How to read the json file in spark using scala?


I want to read the JSON file in the below format:-

 {
  "titlename": "periodic",
    "atom": [
         {
          "usage": "neutron",
          "dailydata": [
    {
      "utcacquisitiontime": "2017-03-27T22:00:00Z",
      "datatimezone": "+02:00",
      "intervalvalue": 28128,
      "intervaltime": 15          
    },
    {
      "utcacquisitiontime": "2017-03-27T22:15:00Z",
      "datatimezone": "+02:00",
      "intervalvalue": 25687,
      "intervaltime": 15          
    }
   ]
  }
 ]
}

I am writing my read line as:

sqlContext.read.json("user/files_fold/testing-data.json").printSchema

But I not getting the desired result-

root                                                                            
  |-- _corrupt_record: string (nullable = true)

Please help me on this


Solution

  • I suggest using wholeTextFiles to read the file and apply some functions to convert it to a single-line JSON format.

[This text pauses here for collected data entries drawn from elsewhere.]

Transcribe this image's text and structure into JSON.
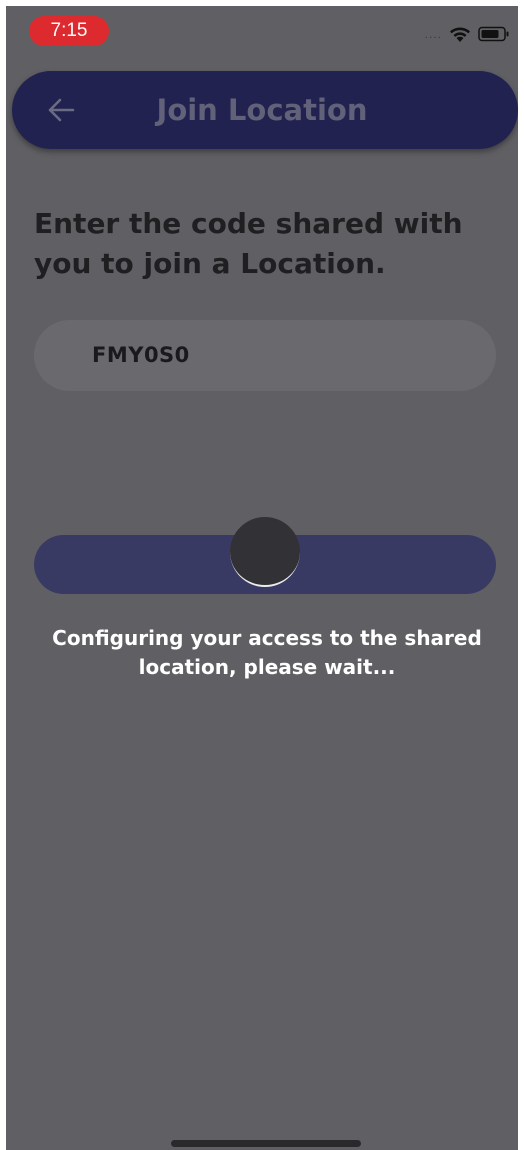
{
  "status_bar": {
    "time": "7:15",
    "signal": "....",
    "time_pill_color": "#dd2a2e"
  },
  "app_bar": {
    "title": "Join Location",
    "back_icon": "arrow-left-icon",
    "background": "#212250"
  },
  "content": {
    "instruction": "Enter the code shared with you to join a Location.",
    "code_value": "FMY0S0",
    "status_message": "Configuring your access to the shared location, please wait..."
  },
  "overlay": {
    "scrim_color": "#605f63",
    "loading": true
  }
}
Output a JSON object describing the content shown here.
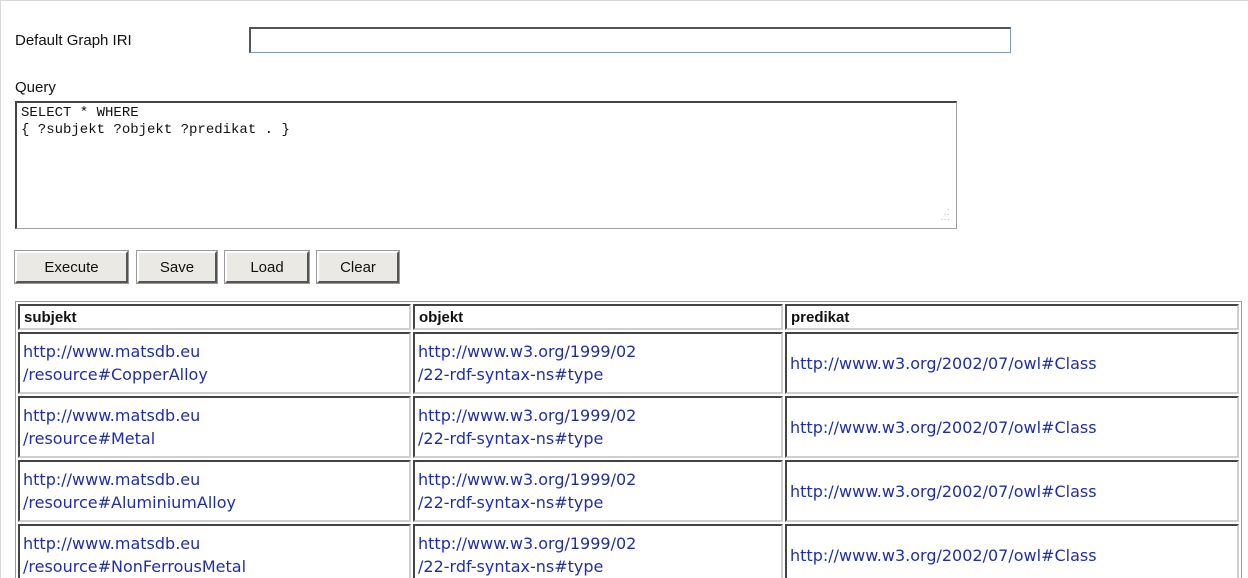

    val json = sc.wholeTextFiles("/user/files_fold/testing-data.json").
      map(tuple => tuple._2.replace("\n", "").trim)
    
    val df = sqlContext.read.json(json)
    

    You should have the final valid dataframe as

    +--------------------------------------------------------------------------------------------------------+---------+
    |atom                                                                                                    |titlename|
    +--------------------------------------------------------------------------------------------------------+---------+
    |[[WrappedArray([+02:00,15,28128,2017-03-27T22:00:00Z], [+02:00,15,25687,2017-03-27T22:15:00Z]),neutron]]|periodic |
    +--------------------------------------------------------------------------------------------------------+---------+
    

    And valid schema as

    root
     |-- atom: array (nullable = true)
     |    |-- element: struct (containsNull = true)
     |    |    |-- dailydata: array (nullable = true)
     |    |    |    |-- element: struct (containsNull = true)
     |    |    |    |    |-- datatimezone: string (nullable = true)
     |    |    |    |    |-- intervaltime: long (nullable = true)
     |    |    |    |    |-- intervalvalue: long (nullable = true)
     |    |    |    |    |-- utcacquisitiontime: string (nullable = true)
     |    |    |-- usage: string (nullable = true)
     |-- titlename: string (nullable = true)